MERI

Proposal for Winter Field Work

Lihui (Michael) Huang

Ph.D. candidate

Environmental and Occupational Health Science Institute

University of Medicine and Dentistry of New Jersey-Rutgers University, New Brunswick

Hexavalent chromium (Cr-VI), one of the main forms of chromium (Cr) in ambient particulate matter (PM), is highly toxic and a well known human pulmonary carcinogen. It is also well known that Cr-VI species are usually present as both water-soluble and water-insoluble chromates in ambient air. The latter include, but not limited to, PbCrO4, BaCrO4 and CaCrO4. Both water-soluble and water-insoluble chromates are suspected respiratory carcinogens but possess different toxicity profiles. Many insoluble chromates have lower toxicity threshold limit values (TLVs) (10 µg/m3) than soluble counterparts (50µg/m3), which means higher toxicity and health risk caused by exposure to water-insoluble Cr-VI. Given the above, it is very critical to conduct separate measurements of water-soluble and water-insoluble Cr-VI in airborne PM. Recently, a reliable and sensitive measurement method for both soluble and insoluble ambient Cr-VI was developed by Dr. Fan’s group (Associate Professor in EOHSI, UMDNJ). Currently, the developed method is proposed to be applied for ambient Cr-VI measurement in locations with a variety of pollution sources.

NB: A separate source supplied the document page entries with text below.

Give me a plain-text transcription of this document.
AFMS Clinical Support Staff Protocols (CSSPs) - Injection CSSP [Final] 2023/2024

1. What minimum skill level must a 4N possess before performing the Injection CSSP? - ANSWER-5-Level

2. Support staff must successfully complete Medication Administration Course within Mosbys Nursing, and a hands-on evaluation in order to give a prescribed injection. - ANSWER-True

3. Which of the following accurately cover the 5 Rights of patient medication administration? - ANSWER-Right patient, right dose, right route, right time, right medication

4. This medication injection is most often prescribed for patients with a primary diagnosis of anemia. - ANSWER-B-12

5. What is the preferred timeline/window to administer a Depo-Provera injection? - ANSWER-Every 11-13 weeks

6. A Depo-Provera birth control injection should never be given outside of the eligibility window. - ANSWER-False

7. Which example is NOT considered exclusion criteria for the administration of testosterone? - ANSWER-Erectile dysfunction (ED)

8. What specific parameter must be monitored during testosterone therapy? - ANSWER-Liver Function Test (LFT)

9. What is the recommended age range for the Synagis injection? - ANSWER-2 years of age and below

While there are natural sources of chromium in the environment, most Cr-III and majority of Cr-VI originate from anthropogenic activities. The US EPA estimates that 64% of total atmospheric chromium results from the emission of hexavalent chromium from fossil fuel combustion and steel production, while 32% results from the release of trivalent chromium from chemical manufacture, chrome plating, cooling towers, and metal production. Obviously, the compositions of ambient chromium vary by the sources. Fuel combustion primarily discharges Cr-III into the environment as Cr2O3, with small amounts of Cr-VI. On the other hand, historical inappropriate disposal of industrial chromite ore processing residue in Hudson County, NJ may result in soluble Cr-VI as well as significantly higher level of insoluble Cr-VI in surrounding ambient air due to presence of water-insoluble by-products such as CaCrO4, calcium aluminochromate, tribasic calcium chromate, and basic ferric chromate. Accordingly, the ambient PM surrounding the contaminated sites is expected to contain a significantly higher ratio of insoluble Cr-VI substances than PM resulted from fuel combustion.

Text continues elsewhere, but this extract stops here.